Ti3C2TX MXene Ink Direct Writing Flexible Sensors for Disposable Paper Toys

Abstract Flexible electronics have gained great attention in recent years owing to their promising applications in biomedicine, sustainable energy, human‐machine interaction, and toys for children. Paper mainly produced from cellulose fibers is attractive substrate for flexible electronics because it is biodegradable, foldable, tailorable, and light‐weight. Inspired by daily handwriting, the rapid prototyping of sensing devices with arbitrary patterns can be achieved by directly drawing conductive inks on flat or curved paper surfaces; this provides huge freedom for children to design and integrate “do‐it‐yourself (DIY)” electronic toys. Herein, viscous and additive‐free ink made from Ti 3 C 2 T X MXene sediment is employed to prepare disposable paper electronics through a simple ball pen drawing.

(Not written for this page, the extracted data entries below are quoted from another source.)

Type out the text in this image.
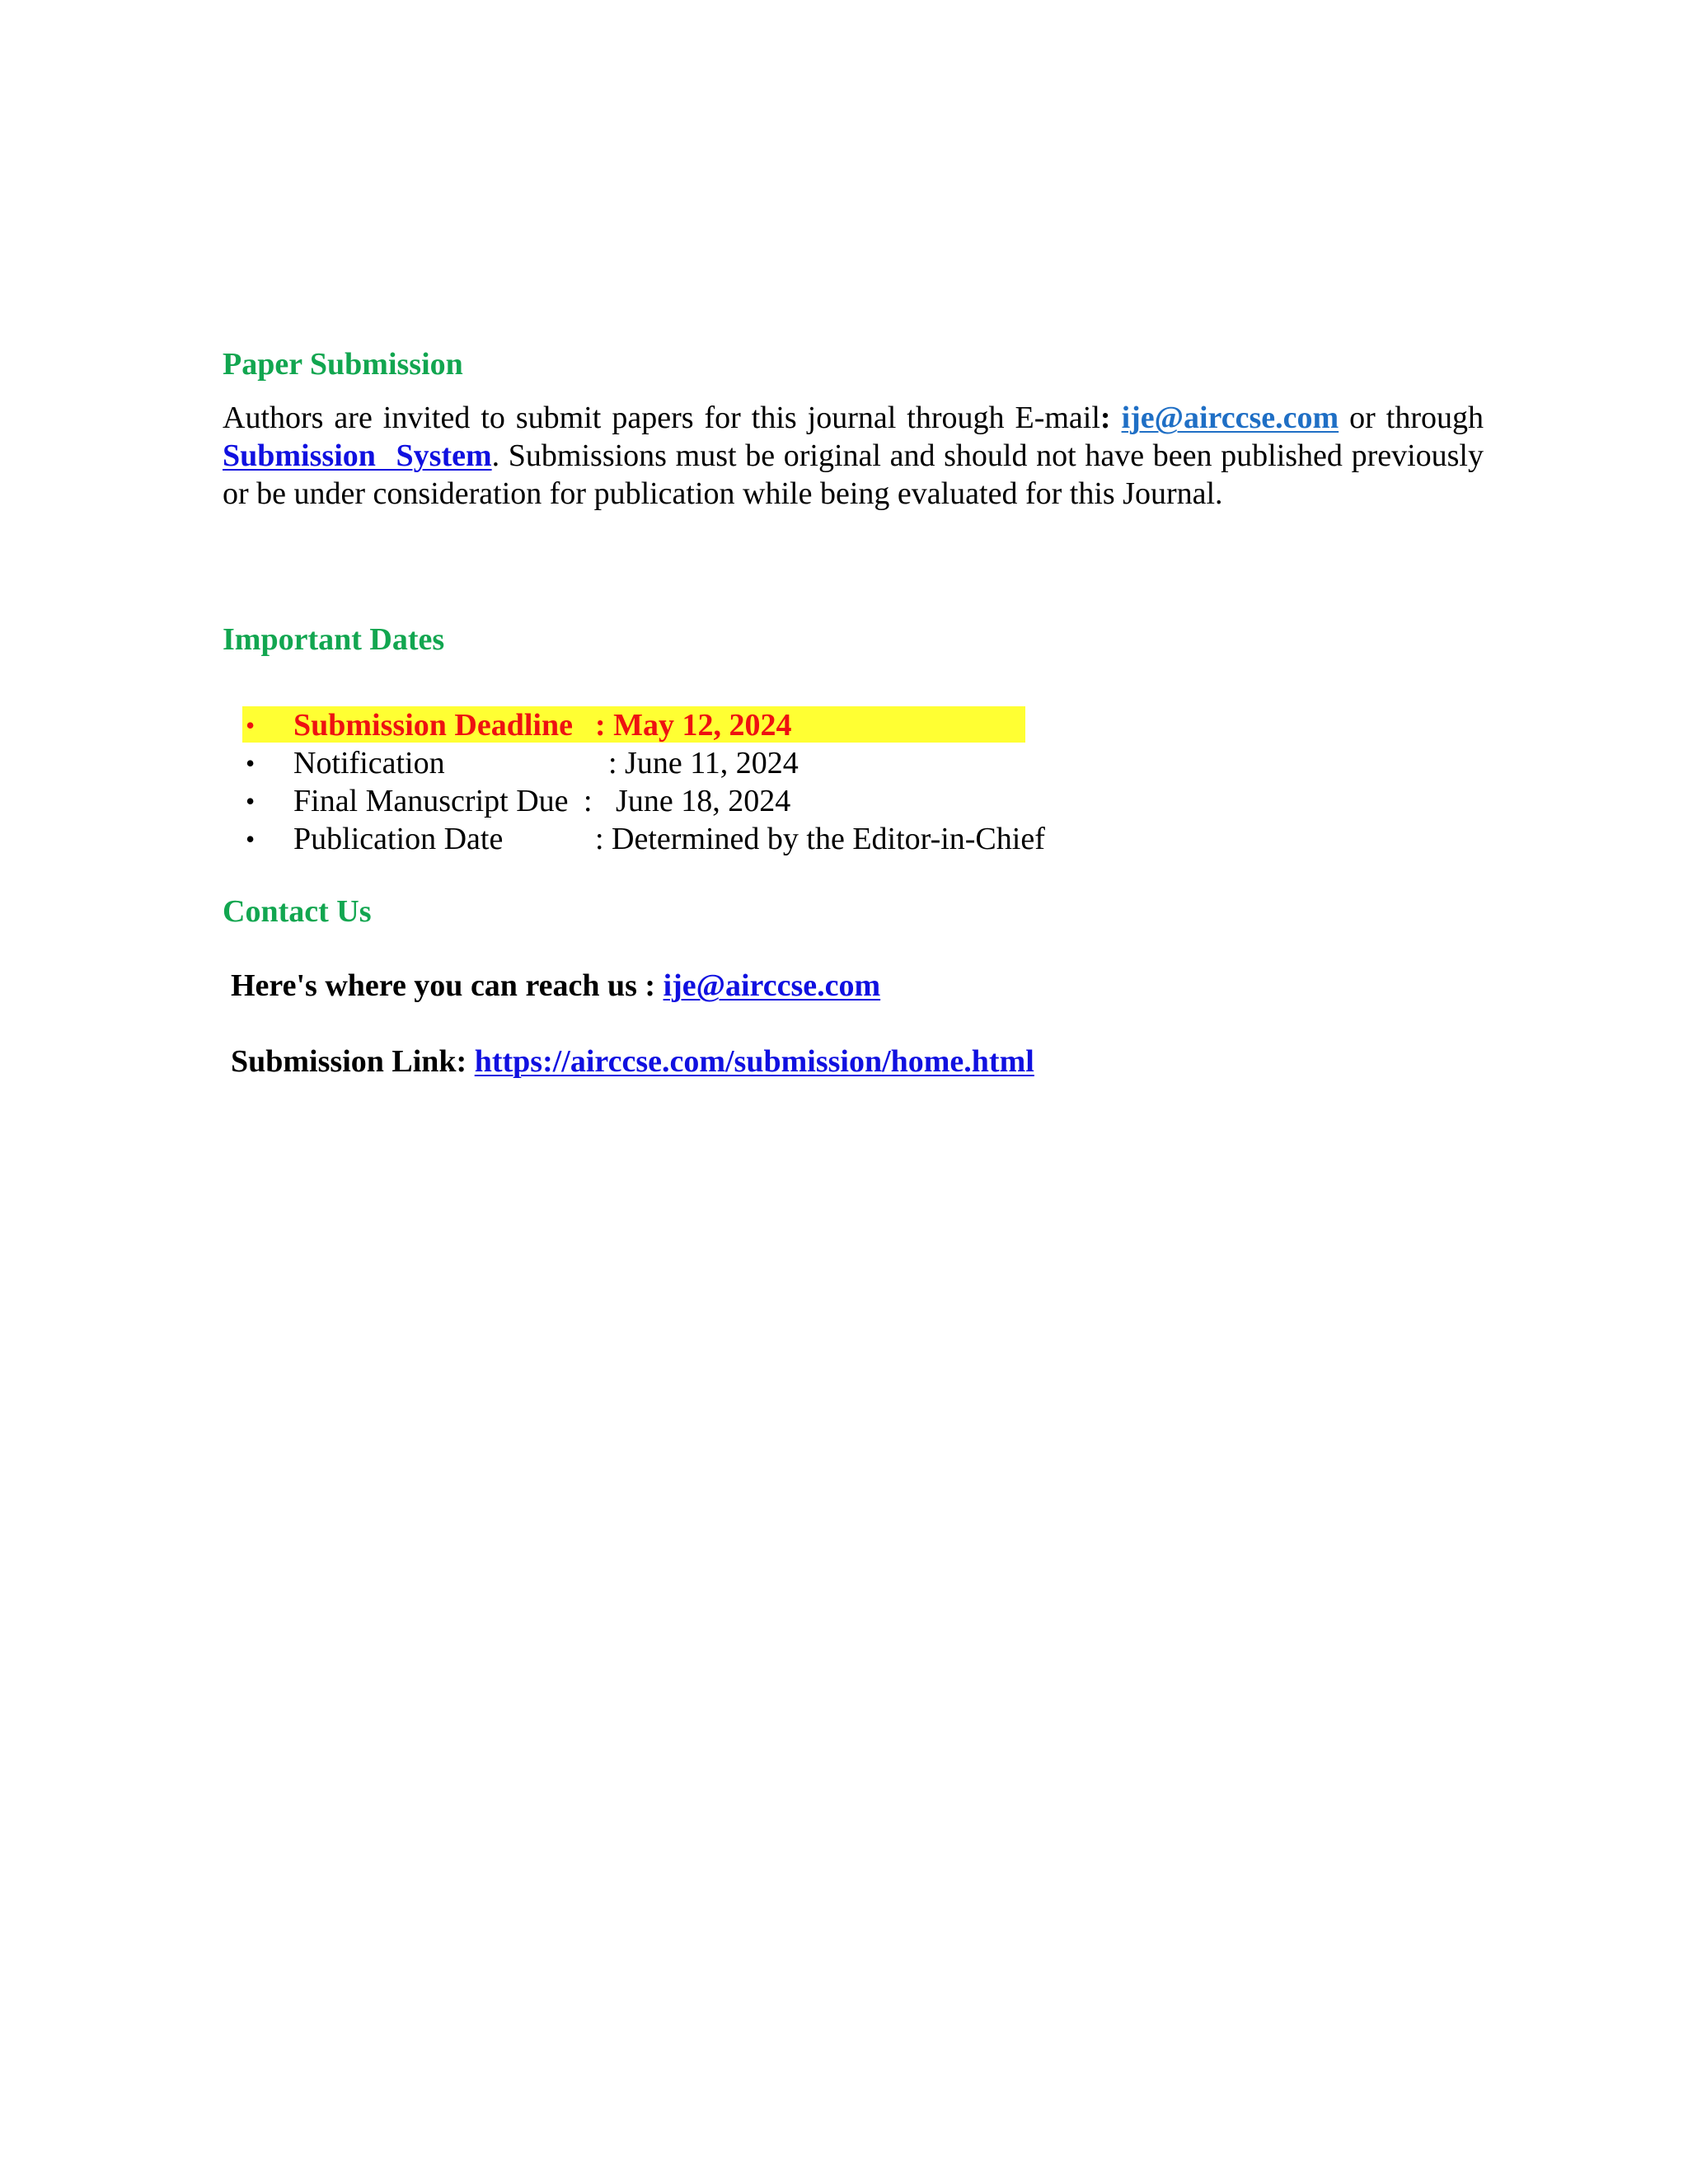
Paper Submission

Authors are invited to submit papers for this journal through E-mail: ije@airccse.com or through Submission System. Submissions must be original and should not have been published previously or be under consideration for publication while being evaluated for this Journal.

Important Dates
• Submission Deadline : May 12, 2024
• Notification	: June 11, 2024
• Final Manuscript Due :   June 18, 2024
• Publication Date	: Determined by the Editor-in-Chief
Contact Us
Here's where you can reach us : ije@airccse.com
Submission Link: https://airccse.com/submission/home.html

The as‐drawn paper sensors possess hierarchical microstructures with interweaving nanosheets, nanoflakes, and nanoparticles, therefore exhibiting superior mechanosensing performances to those based on single/fewer‐layer MXene nanosheets. As proof‐of‐concept applications, several popular children's games are implemented by the MXene‐based paper sensors, including “You say, I guess,” “Emotional expression,” “Rock‐Paper‐Scissors,” “Arm wrestling,” “Throwing game,” “Carrot squat,” and “Grab the cup,” as well as a DIY smart whisker for a cartoon mouse. Moreover, MXene‐based paper sensors are safe and disposable, free from producing any e‐waste and hazard to the environment.